Although deaths from diabetes have fallen in the last decade, the number of people being treated for the disease has leapt more than 50% since 1990, to more than 2 million.
"Traditionally, our food has been high in fibre and low in calories and our genetic make-up meant that the Japanese could maintain their health with that diet," Maeda says.
"Our diet has changed, but our genes have not, which is why the Japanese are far more susceptible to diabetes than people in the United States or Europe"
Dr Hajime Maeda,
head doctor at HEC Science Clinic
"Now our diet has changed, but our genes have not, which is why the Japanese are far more susceptible to diabetes than people in the United States or Europe," he said.
Maeda's clinic treats 2,200 diabetes patients a month, and he says the disease is striking across the board there.
"Twenty years ago, I would never have seen a young person with diabetes," he says. "Now they're here every day for treatment, and it's all because of their diet and lifestyles."
Healthy Japan 21
The Japanese government recognises that it has a problem on its hands and the ministry of health, labour and welfare recently began the Healthy Japan 21 campaign to encourage people to live more balanced lives.
The ministry is also working on an exercise guide that will be distributed at clinics and hospitals.
And while the government says it is confident that will reverse some of the alarming health trends, others are less optimistic.

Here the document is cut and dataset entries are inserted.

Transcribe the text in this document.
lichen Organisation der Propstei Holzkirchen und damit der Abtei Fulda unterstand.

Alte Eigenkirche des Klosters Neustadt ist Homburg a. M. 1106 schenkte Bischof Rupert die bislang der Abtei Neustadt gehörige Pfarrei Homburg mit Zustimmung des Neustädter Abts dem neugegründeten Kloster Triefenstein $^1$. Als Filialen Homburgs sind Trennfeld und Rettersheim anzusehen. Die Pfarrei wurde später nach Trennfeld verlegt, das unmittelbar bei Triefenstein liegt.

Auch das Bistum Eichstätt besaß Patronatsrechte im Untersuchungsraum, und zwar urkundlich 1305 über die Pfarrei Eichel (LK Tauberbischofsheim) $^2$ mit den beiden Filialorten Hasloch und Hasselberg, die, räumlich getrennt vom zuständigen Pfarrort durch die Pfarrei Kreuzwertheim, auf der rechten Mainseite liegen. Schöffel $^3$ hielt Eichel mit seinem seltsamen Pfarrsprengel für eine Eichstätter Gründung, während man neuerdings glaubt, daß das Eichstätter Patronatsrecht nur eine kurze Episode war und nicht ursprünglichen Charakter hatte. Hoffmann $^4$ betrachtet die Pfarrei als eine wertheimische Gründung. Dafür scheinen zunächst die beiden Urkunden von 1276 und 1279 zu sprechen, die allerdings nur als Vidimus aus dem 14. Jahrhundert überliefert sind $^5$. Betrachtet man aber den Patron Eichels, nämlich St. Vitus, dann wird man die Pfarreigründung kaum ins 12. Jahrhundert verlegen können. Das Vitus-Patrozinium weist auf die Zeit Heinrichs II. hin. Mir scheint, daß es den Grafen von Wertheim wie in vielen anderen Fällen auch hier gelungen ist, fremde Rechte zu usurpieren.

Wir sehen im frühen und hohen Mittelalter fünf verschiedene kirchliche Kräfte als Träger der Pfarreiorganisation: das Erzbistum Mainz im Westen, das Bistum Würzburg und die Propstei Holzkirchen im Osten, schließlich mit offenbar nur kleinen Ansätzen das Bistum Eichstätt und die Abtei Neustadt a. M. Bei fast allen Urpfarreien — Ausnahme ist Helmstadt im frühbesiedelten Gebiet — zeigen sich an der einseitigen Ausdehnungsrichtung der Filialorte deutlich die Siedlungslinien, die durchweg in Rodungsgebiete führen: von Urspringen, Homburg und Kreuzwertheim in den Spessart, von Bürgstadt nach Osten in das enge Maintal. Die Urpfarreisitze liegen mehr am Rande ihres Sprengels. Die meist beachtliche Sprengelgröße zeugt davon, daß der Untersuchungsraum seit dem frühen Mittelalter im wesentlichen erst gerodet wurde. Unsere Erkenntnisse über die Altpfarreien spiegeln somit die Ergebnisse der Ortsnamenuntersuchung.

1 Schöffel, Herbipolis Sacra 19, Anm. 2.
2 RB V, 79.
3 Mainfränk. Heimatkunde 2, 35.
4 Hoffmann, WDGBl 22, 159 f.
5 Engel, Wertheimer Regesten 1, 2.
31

Dr Fuminori Katsukawa, head of Keio University hospital's Sports Medicine Research Centre, says "our physical activity and diet are decided by the environment in which we live, and that's especially so for young people".
"It is impossible to change people's lifestyles solely through education," he adds.
"There are some patients who are very motivated to lose weight, so it is easy to teach them how to escape from an obesegenic lifestyle - but it is very difficult to change their lives.
"I think the situation will definitely be worse in Japan 10 years from now."